Dem neuen Sommer entgegen - Janet Frame

  • •Gebundene Ausgabe: 287 Seiten
    •Verlag: Beck; Auflage: 2 (28. Februar 2011)
    •Sprache: Deutsch
    •ISBN 978-3406605208
    •Preis € 19,95



    Kurzbeschreibung'
    Dem neuen Sommer entgegen', 1963 in London geschrieben, ist erst nach dem Tod Janet Frames veröffentlicht worden. Ihr erschien dieser Roman zu persönlich, um ihn zu Lebzeiten zu publizieren.
    Grace Cleave verbringt ein Wochenende außerhalb Londons. Die junge Schriftstellerin aus Neuseeland wird von einem Kritiker, der es gut mit ihr meint, zu sich in den Norden Englands eingeladen. Aber gerade die schlichte Herzlichkeit und das Verständnis ihrer Gastgeber stellen Grace auf eine schwere Probe. Sie fühlt sich wie ein Zugvogel, auch, weil das Heimweh nach Neuseeland an ihr zehrt und ihr ganzes Leben im Ausland als flüchtig und vorübergehend erscheinen lässt. Alles Menschliche ist ihr irgendwie fremd, sie sucht nach ihrem Platz in der Welt - und muss ihn erst in ihrer eigenen Haut finden, ob gefiedert oder nicht.
    Wunderschön geschrieben, mit einer fast überwachen Genauigkeit, anrührend und auch komisch, ist dieser Roman aus dem Nachlass von Janet Frame ein weiteres Zeugnis dafür, dass diese Autorin zu den bedeutendsten der Literatur des 20. Jahrhunderts gehört. Vielen Lesern und Cineasten ist Janet Frame im Gedächtnis geblieben durch ihre Autobiographie 'Ein Engel an meiner Tafel' und deren Verfilmung durch Jane Campion.



    Über die Autorin
    Janet Frame wurde 1924 als drittes von fünf Kindern eines Eisenbahnarbeiters in Dunedin, Neuseeland, geboren, wo sie 2004 auch starb. Die Familienverhältnisse waren zum Teil tragisch, sie selbst wurde zu Unrecht als Schizophrene über Jahre in Nervenheilanstalten behandelt, u. a. mit Elektroschocks.
    Frame ist Autorin von zwölf Romanen. Ihre Autobiographie gehört zu den bedeutendsten Beispielen für dieses Genre im 20. Jahrhundert. Janet Frame zählte zu den Anwärterinnen für den Literaturnobelpreis.



    Meine Meinung:
    Ihren autobiografischen Roman (1963) wollte Janet Frame nicht zu Lebzeiten veröffentlichen, zu persönlich seien die Details.

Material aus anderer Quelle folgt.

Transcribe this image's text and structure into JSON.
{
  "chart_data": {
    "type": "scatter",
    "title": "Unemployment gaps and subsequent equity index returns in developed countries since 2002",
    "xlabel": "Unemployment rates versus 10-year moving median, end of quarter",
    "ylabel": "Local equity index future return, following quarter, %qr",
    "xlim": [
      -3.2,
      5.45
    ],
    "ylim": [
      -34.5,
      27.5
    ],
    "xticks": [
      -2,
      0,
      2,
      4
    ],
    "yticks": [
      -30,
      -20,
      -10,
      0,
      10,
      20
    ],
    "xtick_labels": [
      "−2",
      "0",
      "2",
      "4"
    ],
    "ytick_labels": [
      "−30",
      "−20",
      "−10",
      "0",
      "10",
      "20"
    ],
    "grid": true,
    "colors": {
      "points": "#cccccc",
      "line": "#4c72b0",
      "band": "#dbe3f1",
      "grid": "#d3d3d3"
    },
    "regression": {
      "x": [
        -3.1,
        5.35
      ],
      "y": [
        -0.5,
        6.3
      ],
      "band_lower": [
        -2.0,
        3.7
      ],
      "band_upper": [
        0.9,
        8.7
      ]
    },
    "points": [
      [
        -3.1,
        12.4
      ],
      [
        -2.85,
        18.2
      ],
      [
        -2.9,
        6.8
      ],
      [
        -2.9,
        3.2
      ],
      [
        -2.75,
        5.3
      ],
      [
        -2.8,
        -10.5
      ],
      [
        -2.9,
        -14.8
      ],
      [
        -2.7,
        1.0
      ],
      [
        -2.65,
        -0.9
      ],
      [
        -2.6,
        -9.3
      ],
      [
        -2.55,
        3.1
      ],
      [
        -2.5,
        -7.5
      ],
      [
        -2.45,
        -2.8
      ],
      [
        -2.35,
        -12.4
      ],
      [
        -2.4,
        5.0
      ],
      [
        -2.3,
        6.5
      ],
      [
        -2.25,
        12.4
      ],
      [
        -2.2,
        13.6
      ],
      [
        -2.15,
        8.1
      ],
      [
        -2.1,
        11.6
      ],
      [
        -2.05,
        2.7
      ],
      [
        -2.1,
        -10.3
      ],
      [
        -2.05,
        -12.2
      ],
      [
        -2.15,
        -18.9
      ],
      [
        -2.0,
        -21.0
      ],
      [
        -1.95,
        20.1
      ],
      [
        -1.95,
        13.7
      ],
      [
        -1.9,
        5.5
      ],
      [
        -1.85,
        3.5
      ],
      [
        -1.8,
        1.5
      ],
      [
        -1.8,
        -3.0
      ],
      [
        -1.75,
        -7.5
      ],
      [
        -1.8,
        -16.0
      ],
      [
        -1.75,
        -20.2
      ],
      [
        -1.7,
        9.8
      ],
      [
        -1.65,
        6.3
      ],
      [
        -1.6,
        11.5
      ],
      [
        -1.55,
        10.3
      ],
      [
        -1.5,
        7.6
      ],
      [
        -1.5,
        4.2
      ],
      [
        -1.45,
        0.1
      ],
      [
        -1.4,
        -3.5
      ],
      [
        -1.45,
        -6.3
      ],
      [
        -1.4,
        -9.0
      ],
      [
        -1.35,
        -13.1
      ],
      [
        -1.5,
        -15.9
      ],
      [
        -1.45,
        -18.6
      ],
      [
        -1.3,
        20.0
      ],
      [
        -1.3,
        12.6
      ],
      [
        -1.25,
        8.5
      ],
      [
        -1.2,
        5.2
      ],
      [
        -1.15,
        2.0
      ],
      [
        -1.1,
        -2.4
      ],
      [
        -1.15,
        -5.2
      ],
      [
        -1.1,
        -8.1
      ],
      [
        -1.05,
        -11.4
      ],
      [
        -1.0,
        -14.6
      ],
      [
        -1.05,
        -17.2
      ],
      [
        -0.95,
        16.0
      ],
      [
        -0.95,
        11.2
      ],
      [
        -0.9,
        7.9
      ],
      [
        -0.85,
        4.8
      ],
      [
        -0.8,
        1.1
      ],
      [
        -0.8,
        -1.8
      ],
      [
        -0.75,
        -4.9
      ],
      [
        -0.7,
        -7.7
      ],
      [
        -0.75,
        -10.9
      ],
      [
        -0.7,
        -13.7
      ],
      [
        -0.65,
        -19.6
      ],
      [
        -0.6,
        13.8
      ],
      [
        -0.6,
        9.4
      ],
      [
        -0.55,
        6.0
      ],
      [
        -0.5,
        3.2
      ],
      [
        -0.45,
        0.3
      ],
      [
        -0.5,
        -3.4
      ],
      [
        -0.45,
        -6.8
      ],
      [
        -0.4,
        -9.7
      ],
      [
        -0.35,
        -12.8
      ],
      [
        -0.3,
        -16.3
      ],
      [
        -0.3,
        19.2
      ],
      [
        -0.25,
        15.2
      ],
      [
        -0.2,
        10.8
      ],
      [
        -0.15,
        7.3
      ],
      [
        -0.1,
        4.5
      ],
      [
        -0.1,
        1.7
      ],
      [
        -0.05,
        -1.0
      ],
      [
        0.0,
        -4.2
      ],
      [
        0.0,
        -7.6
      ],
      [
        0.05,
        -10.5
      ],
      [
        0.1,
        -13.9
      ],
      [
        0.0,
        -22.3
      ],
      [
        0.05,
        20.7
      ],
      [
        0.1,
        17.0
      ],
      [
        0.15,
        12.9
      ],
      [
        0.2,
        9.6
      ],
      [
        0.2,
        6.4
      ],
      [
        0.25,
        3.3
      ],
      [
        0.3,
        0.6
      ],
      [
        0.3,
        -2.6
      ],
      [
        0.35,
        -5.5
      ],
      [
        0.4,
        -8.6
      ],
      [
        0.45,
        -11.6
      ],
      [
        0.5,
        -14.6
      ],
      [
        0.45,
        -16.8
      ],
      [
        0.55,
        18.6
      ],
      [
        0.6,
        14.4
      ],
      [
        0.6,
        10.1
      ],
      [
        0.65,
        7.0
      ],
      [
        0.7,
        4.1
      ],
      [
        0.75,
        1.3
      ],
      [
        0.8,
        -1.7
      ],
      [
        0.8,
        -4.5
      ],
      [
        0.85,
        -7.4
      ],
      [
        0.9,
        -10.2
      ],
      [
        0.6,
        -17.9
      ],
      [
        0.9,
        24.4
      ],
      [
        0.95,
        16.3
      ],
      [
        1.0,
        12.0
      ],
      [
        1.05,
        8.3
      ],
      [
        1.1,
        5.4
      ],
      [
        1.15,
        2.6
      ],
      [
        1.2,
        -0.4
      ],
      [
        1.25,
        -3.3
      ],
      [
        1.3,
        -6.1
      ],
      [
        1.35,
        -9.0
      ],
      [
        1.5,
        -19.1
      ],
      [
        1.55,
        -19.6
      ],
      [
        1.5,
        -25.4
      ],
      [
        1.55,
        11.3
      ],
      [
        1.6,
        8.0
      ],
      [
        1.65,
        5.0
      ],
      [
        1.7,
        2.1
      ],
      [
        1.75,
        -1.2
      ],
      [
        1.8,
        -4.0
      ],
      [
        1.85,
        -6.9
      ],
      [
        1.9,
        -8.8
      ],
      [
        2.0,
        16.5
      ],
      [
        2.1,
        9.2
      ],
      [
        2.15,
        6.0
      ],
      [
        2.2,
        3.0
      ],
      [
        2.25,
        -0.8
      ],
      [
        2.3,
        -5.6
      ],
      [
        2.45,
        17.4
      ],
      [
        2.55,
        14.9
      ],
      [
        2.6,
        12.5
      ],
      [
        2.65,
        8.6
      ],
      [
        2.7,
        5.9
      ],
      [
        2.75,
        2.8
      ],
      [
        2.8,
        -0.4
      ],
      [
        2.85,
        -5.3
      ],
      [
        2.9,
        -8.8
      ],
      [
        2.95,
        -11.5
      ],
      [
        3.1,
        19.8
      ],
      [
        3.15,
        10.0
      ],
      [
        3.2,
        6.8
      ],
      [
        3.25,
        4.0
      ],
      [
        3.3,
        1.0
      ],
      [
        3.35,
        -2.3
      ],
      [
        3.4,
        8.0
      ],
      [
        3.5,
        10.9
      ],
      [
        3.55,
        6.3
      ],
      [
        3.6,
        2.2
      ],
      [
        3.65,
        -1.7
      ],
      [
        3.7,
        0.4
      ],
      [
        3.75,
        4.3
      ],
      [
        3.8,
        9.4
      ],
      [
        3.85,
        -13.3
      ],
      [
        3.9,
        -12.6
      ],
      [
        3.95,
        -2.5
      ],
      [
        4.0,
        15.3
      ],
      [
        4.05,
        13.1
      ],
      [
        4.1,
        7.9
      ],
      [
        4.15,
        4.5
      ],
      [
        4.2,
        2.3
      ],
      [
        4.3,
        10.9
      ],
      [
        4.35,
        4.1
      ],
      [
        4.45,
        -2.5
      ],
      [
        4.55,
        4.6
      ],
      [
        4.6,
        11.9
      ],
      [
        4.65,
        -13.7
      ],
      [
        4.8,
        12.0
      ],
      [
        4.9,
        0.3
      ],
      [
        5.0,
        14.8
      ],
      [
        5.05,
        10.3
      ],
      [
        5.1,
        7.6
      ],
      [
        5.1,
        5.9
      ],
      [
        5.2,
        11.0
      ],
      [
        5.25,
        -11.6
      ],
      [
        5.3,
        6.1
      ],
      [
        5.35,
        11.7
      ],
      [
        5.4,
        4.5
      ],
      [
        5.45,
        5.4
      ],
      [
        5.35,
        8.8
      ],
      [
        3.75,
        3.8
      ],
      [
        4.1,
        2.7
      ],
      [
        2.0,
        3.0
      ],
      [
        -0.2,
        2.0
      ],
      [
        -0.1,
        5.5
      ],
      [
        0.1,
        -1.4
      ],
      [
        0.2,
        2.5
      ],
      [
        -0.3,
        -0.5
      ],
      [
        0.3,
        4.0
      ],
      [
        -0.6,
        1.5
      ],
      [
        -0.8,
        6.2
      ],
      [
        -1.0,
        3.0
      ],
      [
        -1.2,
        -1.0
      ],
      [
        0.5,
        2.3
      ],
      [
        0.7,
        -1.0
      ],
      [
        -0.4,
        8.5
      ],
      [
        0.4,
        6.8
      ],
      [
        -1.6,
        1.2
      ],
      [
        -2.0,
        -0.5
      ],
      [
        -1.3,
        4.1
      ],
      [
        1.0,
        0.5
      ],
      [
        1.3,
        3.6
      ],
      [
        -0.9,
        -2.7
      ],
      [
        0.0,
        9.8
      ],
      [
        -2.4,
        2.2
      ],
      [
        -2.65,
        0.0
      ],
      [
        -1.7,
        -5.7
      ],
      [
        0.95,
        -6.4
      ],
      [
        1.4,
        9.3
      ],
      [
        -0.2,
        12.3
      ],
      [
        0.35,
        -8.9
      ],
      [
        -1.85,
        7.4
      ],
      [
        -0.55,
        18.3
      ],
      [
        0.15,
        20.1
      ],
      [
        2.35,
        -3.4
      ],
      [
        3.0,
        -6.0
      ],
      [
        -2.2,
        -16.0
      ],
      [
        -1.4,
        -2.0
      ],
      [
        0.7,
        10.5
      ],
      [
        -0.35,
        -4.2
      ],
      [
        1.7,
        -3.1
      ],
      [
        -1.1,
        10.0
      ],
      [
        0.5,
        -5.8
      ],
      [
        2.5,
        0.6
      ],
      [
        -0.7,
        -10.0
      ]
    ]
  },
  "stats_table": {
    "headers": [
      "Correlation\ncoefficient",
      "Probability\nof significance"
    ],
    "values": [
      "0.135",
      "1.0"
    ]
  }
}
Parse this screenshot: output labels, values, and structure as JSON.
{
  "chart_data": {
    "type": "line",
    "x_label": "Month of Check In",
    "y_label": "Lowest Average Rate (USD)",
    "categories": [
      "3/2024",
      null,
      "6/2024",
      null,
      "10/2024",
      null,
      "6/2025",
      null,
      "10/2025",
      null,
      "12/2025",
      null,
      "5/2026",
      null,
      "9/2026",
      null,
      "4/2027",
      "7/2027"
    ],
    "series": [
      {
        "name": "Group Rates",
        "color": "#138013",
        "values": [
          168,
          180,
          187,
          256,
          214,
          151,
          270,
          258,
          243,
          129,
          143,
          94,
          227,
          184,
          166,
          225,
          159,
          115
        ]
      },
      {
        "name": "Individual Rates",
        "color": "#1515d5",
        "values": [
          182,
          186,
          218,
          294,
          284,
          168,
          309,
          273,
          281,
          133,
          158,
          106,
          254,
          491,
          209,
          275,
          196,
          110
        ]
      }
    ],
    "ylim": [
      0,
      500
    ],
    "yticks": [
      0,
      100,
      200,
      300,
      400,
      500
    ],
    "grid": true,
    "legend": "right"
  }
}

    Ich war gefesselt von der Geschichte und konnte Grace Cleaves Verzweiflung beinahe körperlich spüren.
    Zentrales Thema ihrer Geschichte ist ihre fehlende Fähigkeit mit Menschen zu kommunizieren und da wundert es einen nicht, dass eines ihrer Lieblingswörter "Ja" ist, denn "dies erspart einem so viele Erklärungen".
    Wie einsam muss sich ein Mensch fühlen der stolz ist einen Satz wie "Es schmeckt mir so gut bei Ihnen" gesagt zu haben.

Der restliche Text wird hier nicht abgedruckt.